Hargo.co.id GORONTALO – Belum genap sepekan. Si jago merah kembali beraksi. Kali ini tiga rumah di Desa Botubuloe, Kecamatan Dungalio, Kabupaten Gorontalo ludes dilalap api, Rabu (9/3). Kebakaran yang terjadi pada 01.30 dini hari itu lagi-lagi diduga dipicu arus pendek (kroslet) listrik.
Tak ada korban jiwa dalam kejadian tersebut. Namun akibat kebakaran tiga pemilik rumah Irwan Paneo, Yani Paneo dan Osin Paneo kehilangan tempat tinggal. Selain itu satu unit mobil Toyota Agya dan sepeda motor Suzuki Spin ikut hangus terbakar.
Sebelumnya, Sabtu (5/3) lalu, sebuah rumah milik Samun Ibrahim di Kelurahan Dulalowo, Kecamatan Kota Tengah, Kota Gorontalo ludes terbakar lantaran arus pendek.
Sehari setelah itu, Minggu (6/3), Hotel Astro bersama Toko Mainan Sinar Galaxy dan Toko Sumber Pangan di Jl. H.B Yassin (eks Jl. Agus Salim), Kota Gorontalo terbakar lantaran arus pendek.

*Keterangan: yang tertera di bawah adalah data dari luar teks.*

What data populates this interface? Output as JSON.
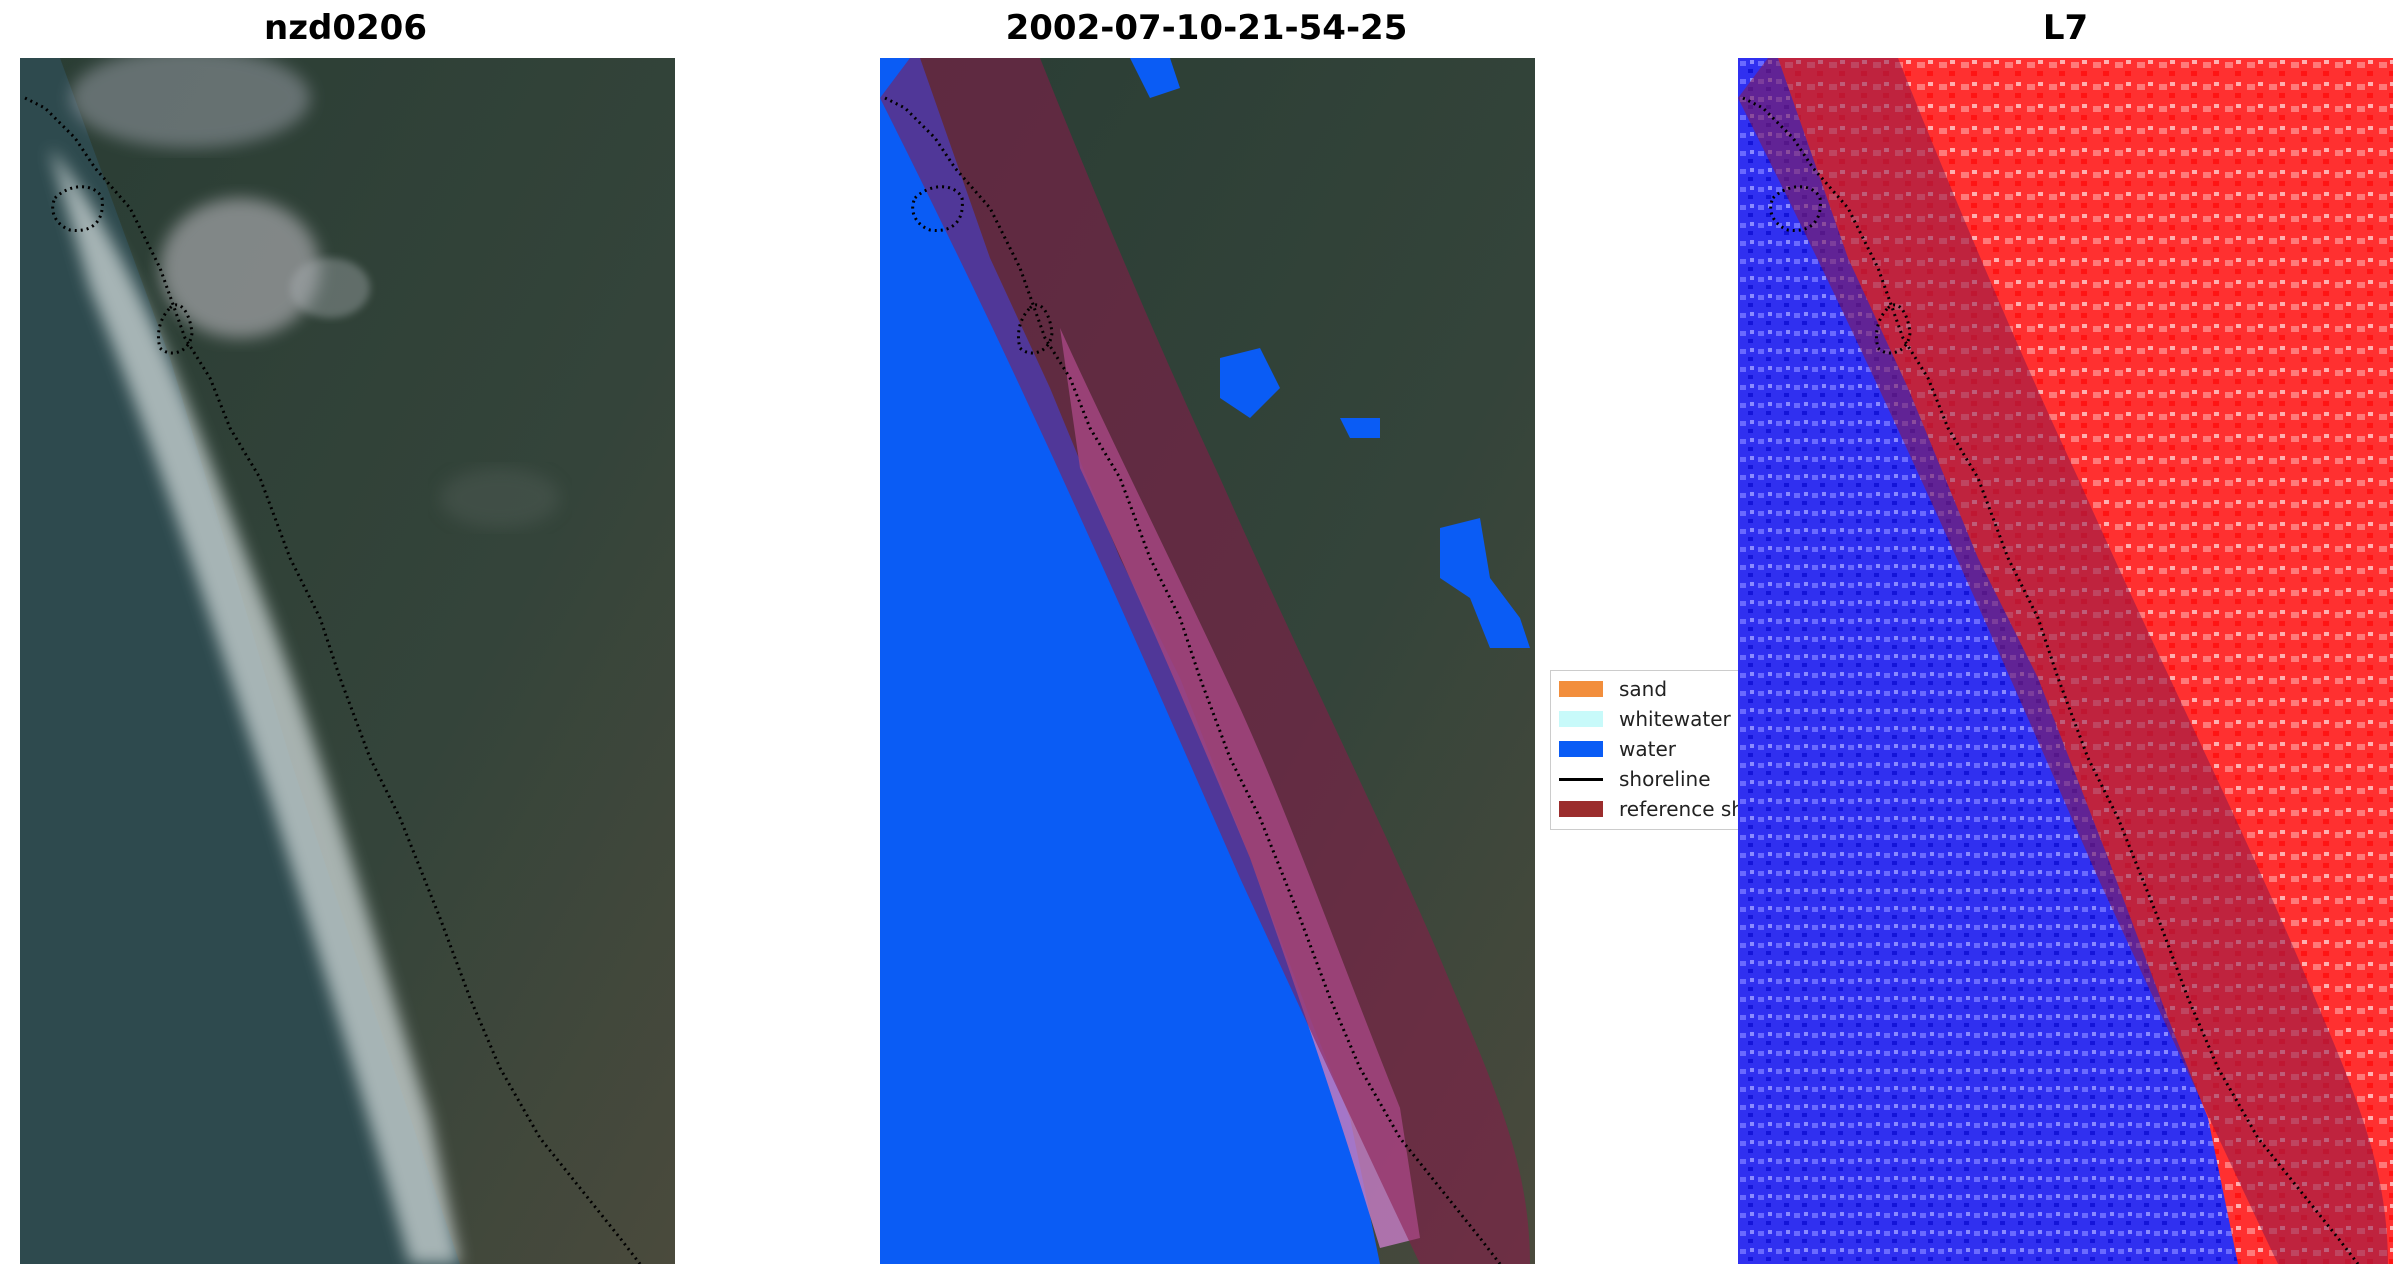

Informasi yang dirangkum Gorontalo Post, sebelum kebakaran para pemilik rumah sedang tertidur lelap. Tiga rumah yang saling bersebelahan itu dihuni 17 jiwa. Termasuk di dalamnya dua bocah usia lima tahun.
Kebakaran kali pertama diketahui Irwan Paneo. Pria berusia 52 tahun itu kaget setelah mendengar bunyi-bunyi mencurigakan di luar rumah. Penasaran dengan bunyi tersebut, pedagang rempah-rempah itu lantas beranjak dari tempat tidur.
Begitu membuka pintu kamar, Irwan lantas dibuat kaget. Mobil Toyota Agya milik anaknya Ardiyanto Paneo yang sedang terparkir di teras depan rumah sudah terbakar.
“Pas saat saya lihat api sudah membesar, saya langsung berteriak meminta tolong kepada warga untuk memadamkan api,†ungkap Irwan saat ditemui Gorontalo Post.